Read the whole article at your leisure.

Sunday, December 27, 2009

Yuletide Existentialism

I've just finished the checklist, and now I'm certain that we have every physical object we need in this household. Everything necessary for a full and healthy life is contained in this building. We also have many of the things we want and enjoy on top of that.

Now what?

If I can't answer that question, what was I collecting shit for in the first place? Why have a thing if you have no purpose for the thing?

Why does everyone else roll their eyes when I start talking like this? Am I missing something obvious? I'm willing to be the dumbass if someone will just explain it to me slowly.

I don't want to go all Charlie Brown Christmas Special here, but if it's about Jesus, then where the fuck is Jesus? I didn't see a lot of him on December 25. I saw a bunch of people open boxes of crap they didn't need or even want all that badly and act delighted about it. And I participated. And I felt dirty about it.

I'm a pretty miserable Jesus follower. But it's funny that I seldom feel like a miserable Jesus follower when I really am being miserable at it.

I'm done with this mealy-mouthed Christmas shit. I always feel a little sick and disconnected going into Christmas, and I'm not doing that any more. I'm not going to play along next year. I don't know what I'm going to do, and I hope I don't alienate my wife in the process, but I don't have the stomach for make-nice any more.

Friday, December 18, 2009

Trust in the Lord

I am told that God loves us, and rescues us from our sins and enemies.

But God also leaves us to suffer the consequences of our insistent foolishness, and to suffer other people's foolish consequences as well.
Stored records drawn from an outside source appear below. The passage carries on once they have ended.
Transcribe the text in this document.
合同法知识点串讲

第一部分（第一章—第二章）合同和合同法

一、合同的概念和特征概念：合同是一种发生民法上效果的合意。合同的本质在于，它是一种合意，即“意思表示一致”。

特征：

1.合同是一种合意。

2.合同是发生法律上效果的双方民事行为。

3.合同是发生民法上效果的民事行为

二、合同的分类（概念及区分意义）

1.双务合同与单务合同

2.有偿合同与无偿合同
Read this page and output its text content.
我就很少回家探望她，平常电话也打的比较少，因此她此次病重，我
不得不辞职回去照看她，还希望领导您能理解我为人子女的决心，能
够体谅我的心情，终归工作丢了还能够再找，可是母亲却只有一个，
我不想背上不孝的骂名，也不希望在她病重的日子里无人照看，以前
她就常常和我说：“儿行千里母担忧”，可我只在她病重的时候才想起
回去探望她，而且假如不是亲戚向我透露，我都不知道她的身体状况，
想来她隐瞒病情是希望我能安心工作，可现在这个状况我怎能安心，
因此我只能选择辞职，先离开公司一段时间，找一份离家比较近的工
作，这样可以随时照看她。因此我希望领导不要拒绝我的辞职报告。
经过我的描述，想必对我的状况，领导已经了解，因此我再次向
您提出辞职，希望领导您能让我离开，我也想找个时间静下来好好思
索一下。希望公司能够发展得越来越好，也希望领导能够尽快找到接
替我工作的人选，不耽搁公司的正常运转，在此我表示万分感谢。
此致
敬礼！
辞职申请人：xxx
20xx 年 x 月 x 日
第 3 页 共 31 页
This is one reason why I don't trust God. Even when I ask him to save me, he might not. How can I trust that?

Monday, December 14, 2009

Consignment

Every once in a while, someone sees something you got and wants to talk to you about combining your thing with their thing. Maybe they want to hire you, or perform with you. In college, the student ministries director thought I'd be perfect to preach in Guam for a summer.

These propositions are a little magical. They mean someone looked at you and saw merit and wanted to risk a little something on you.*

Historically, I stumble all over these offers. I get self-conscious and either back away thinking I can't live up to it (cf. Guam) or freeze up when called to produce (cf. lots of other things).

But this year, I told myself the next time one of these offers came I would grab it with both hands.

At Art Shop this year, a consignment shop owner, Square Peg Artery near Rittenhouse Square, was cruising the aisles looking for talent. We talked, we traded business cards, and she followed up.

It's not a big opportunity, but it's big enough to start with. I'm learning marketing with my bare hands, and this is another round of class. Get the product out there. Make money if you can, lose it if you must, but get eyeballs on your goods.

I'll try real hard not to fumble this one. And if I do, I damn well mean to learn something from it.

The picture, by the way, is of a monster available at the Artery. Swing by their store at 108 S. 20th St and take a look around while you're out xmas shopping.


*Precluding scammers and the deluded. Those types are usually easy to spot if you're doing due diligence. I'm talking about the genuine article here.

Friday, December 11, 2009

Your New Flying Car

This is not your new flying car, the post title is totally misleading, I don't know who wrote that.

But it strikes me as an eminently more doable flying car than the plane-like things people try to pass off as flying cars. Anything that requires you to think about a mile ahead will not become mass market. The ramifications of momentary inattention are too dire.

But something sort of helicoptery, I could see that for taxis and getting around Rio de Janeiro and such.